Nun war die Zeit gekommen in der die Tage viel kürzer wurden, der Frost hielt Einzug und das Motorrad musste Winterfest gemacht werden.
Winter 1937.
Die tief verschneiten Wege, die unberechenbaren Straßen, sowie die kurze Fahrpraxis des Uhrmachers mahnten ihm, vorsichtig zu sein, was er auch tat. Er nahm den Winter an, holte den Schlitten raus, packte ihn wie jedes Jahr, auch mit mechanischen Köstlichkeiten. Die Freude auf seine Kundschaft vom Lande und auf seine BMW – die trocken und sicher eingelagert war, machte vieles einfacher und tröstete ihn.
Herbst 1942
Der Uhrmacher schreibt in sein Tagebuch, es wird immer schwerer, der Weltkrieg nimmt uns jede Hoffnung auf fröhliche Tage. Die Sonne wärmt
die Uhrmacherstube. Die Erinnerung an glückliche Tage wärmten sein Herz.Die Landgänge sind weniger geworden, weil der Tausch von Schmuck und Uhren gegen Lebensmittel ein Glücksfall war.
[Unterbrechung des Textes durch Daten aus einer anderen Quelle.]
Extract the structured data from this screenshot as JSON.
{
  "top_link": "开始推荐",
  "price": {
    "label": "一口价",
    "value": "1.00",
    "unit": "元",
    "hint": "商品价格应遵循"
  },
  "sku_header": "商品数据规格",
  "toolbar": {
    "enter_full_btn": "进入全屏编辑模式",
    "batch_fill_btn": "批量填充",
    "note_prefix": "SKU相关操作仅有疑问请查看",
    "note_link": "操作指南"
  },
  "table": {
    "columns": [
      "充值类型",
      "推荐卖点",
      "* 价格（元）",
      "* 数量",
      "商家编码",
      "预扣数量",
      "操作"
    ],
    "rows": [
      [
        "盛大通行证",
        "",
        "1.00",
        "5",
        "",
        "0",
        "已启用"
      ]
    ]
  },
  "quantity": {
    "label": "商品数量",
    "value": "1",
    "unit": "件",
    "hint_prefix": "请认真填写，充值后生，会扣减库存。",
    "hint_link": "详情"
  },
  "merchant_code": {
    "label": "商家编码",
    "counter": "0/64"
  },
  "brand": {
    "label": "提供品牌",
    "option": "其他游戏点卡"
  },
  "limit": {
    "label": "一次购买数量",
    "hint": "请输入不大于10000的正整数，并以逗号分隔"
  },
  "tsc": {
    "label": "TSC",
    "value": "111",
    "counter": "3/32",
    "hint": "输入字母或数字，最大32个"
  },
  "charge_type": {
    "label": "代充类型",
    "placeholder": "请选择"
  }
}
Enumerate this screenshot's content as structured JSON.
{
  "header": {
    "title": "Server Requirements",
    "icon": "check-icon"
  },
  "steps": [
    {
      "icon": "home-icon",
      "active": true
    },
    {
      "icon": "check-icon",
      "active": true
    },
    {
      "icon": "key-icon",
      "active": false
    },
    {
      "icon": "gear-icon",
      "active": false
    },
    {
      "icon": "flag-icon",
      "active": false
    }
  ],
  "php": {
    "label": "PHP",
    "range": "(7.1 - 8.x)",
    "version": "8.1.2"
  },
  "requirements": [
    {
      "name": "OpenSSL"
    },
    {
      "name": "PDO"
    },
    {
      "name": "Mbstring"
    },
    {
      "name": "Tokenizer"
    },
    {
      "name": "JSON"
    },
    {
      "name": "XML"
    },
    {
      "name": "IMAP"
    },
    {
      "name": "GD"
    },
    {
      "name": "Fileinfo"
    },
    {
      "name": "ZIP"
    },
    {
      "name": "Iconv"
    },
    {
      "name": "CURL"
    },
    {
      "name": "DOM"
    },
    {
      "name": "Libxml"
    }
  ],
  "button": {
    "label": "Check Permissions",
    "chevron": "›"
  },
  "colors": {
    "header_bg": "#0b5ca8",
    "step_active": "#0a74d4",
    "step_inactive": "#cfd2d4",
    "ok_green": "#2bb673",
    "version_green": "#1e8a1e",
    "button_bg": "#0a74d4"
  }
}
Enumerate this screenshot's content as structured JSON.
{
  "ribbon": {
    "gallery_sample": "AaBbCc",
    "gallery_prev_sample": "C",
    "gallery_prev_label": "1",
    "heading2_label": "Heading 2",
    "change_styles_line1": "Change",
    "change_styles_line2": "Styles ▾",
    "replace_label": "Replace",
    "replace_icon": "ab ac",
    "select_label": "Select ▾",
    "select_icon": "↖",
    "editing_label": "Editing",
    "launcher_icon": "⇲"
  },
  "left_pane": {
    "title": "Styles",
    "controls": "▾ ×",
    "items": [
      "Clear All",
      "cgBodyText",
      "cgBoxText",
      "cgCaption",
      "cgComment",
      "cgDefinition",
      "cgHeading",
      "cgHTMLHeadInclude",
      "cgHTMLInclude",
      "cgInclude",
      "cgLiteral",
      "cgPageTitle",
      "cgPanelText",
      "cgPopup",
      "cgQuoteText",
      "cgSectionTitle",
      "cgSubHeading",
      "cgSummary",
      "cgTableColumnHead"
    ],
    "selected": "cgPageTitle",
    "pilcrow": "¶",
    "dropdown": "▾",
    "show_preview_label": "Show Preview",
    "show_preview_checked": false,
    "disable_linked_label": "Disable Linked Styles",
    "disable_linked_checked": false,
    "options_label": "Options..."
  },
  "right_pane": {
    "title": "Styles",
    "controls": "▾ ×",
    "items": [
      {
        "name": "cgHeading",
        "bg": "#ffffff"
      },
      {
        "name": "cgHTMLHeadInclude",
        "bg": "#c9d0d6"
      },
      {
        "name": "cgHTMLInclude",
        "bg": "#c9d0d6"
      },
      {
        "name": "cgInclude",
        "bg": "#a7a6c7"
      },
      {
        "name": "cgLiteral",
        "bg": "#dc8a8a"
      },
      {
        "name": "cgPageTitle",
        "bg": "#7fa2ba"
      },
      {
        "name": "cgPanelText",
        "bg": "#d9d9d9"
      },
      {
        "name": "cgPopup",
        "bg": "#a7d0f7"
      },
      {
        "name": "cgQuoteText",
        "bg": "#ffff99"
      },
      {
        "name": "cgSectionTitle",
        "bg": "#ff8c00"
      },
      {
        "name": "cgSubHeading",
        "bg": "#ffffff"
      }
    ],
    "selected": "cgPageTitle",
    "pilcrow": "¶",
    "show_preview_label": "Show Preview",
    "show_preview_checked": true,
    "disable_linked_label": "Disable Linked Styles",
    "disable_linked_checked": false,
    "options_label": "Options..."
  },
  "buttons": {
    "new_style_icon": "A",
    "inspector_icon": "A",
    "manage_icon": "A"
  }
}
Er schreibt-1 Schinken – eine goldene Uhr.
Speck – ein Goldring.
Herbst 1944.
Er schreibt, die Wanduhren sind stehen geblieben. Die Zeit war zu schwer um das ticken und den Puls des Lebens zu ertragen. Die Pendel der Uhren kämpfen gegen die Blei-Gewichte, sie schlagen nicht mehr im Takt. Die Zeiger rücken nicht weiter, die Welt dreht sich nicht mehr.
Die Holz Gehäuse der Wanduhren halfen der Köchin beim kochen einer heißen Rübensuppe.
Nun berichtet er über einen Brief an ihm – vom Amt, in dem die Beschlagnahmung der Reifen seiner geliebten 750 BMW verkündet wurde.
Er hielt sich bereit, seine schwarze 750 BMW wurde hoch gestellt, die Reifen entfernt und für den Krieg mitgenommen. Nun hatte er sein Klettergerüst, aber die Kinder, die junge Männer wurden, waren nicht mehr da.